The bulletin specified that “light clothes with long sleeves are not permitted. However, in case, candidates come in cultural/ customary dress at the examination centre, they should report at least an hour before the last reporting time so that there is enough time for proper frisking without any inconvenience to the candidate while maintaining the sanctity of the examination. Slippers, sandals with low heels are permitted. Shoes are not permitted”.

The NTA also added that pouches, calculators, pens, scales, writing pads, pen drives, erasers would not be permitted. No communication devices, wallets, goggles, handbags, watch, bracelet, ornaments/metallic items, food items opened or packed or water bottles are allowed. Cameras and Bluetooth devices are also banned.

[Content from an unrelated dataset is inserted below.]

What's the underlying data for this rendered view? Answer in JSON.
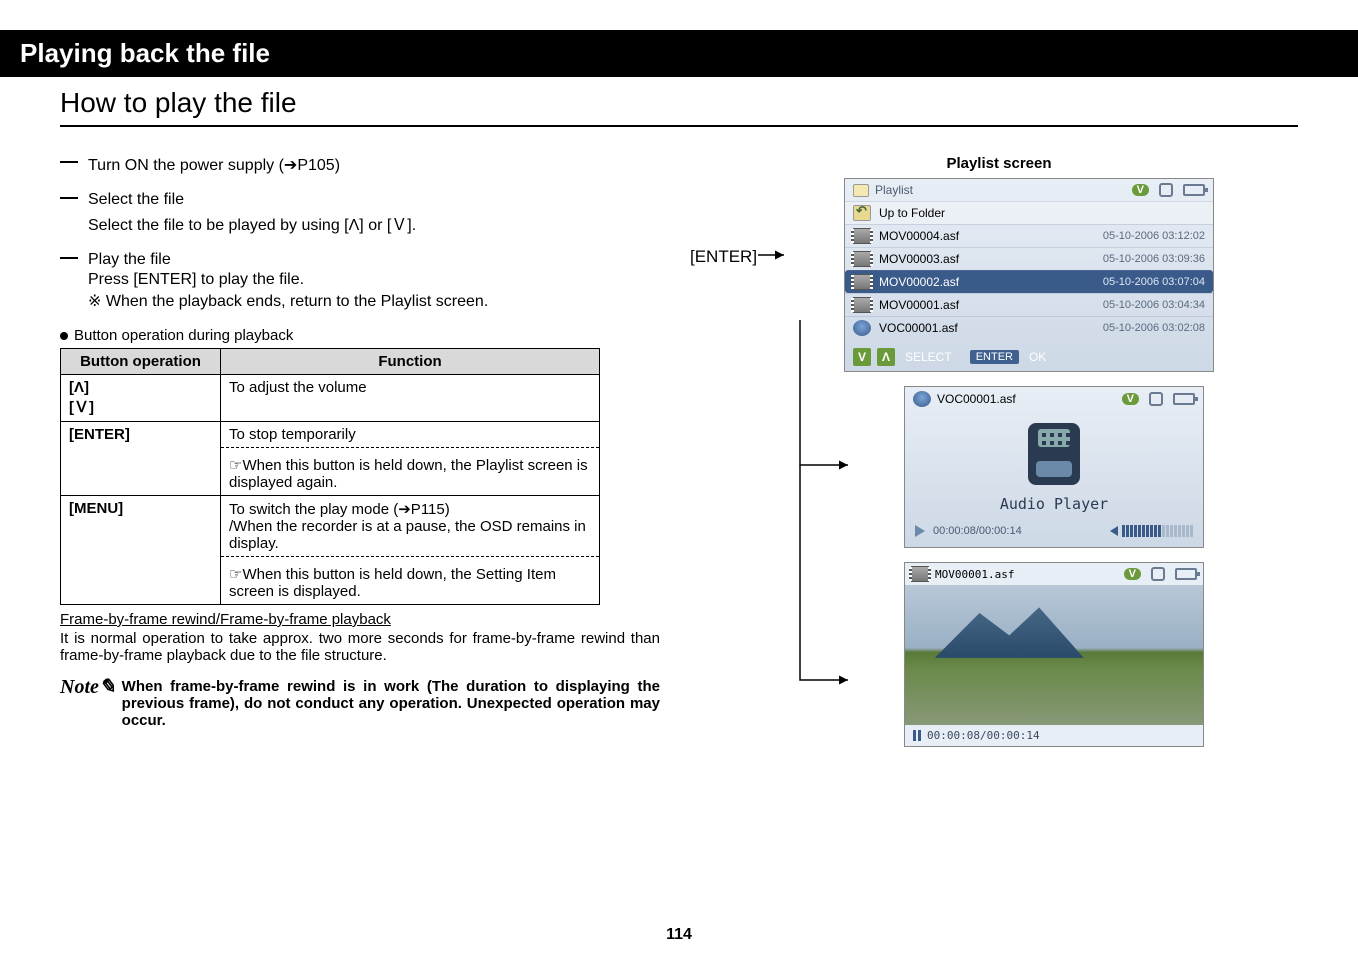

Though the NTA did not respond to the allegations it noted in its bulletin that “it believes in maintaining the sanctity and fairness of examinations, however, it also believes in sensitivity while frisking female candidates and will issue comprehensive instructions accordingly to the staff and other officials at the examination centres. The frisking of female candidates will be done inside a closed enclosure by female staff only”.

The NTA had earlier noted that they had caught aspirants trying to take in electronic devices and detected cases of impersonation. They had also been cautioned about systematic attacks to breach the exams.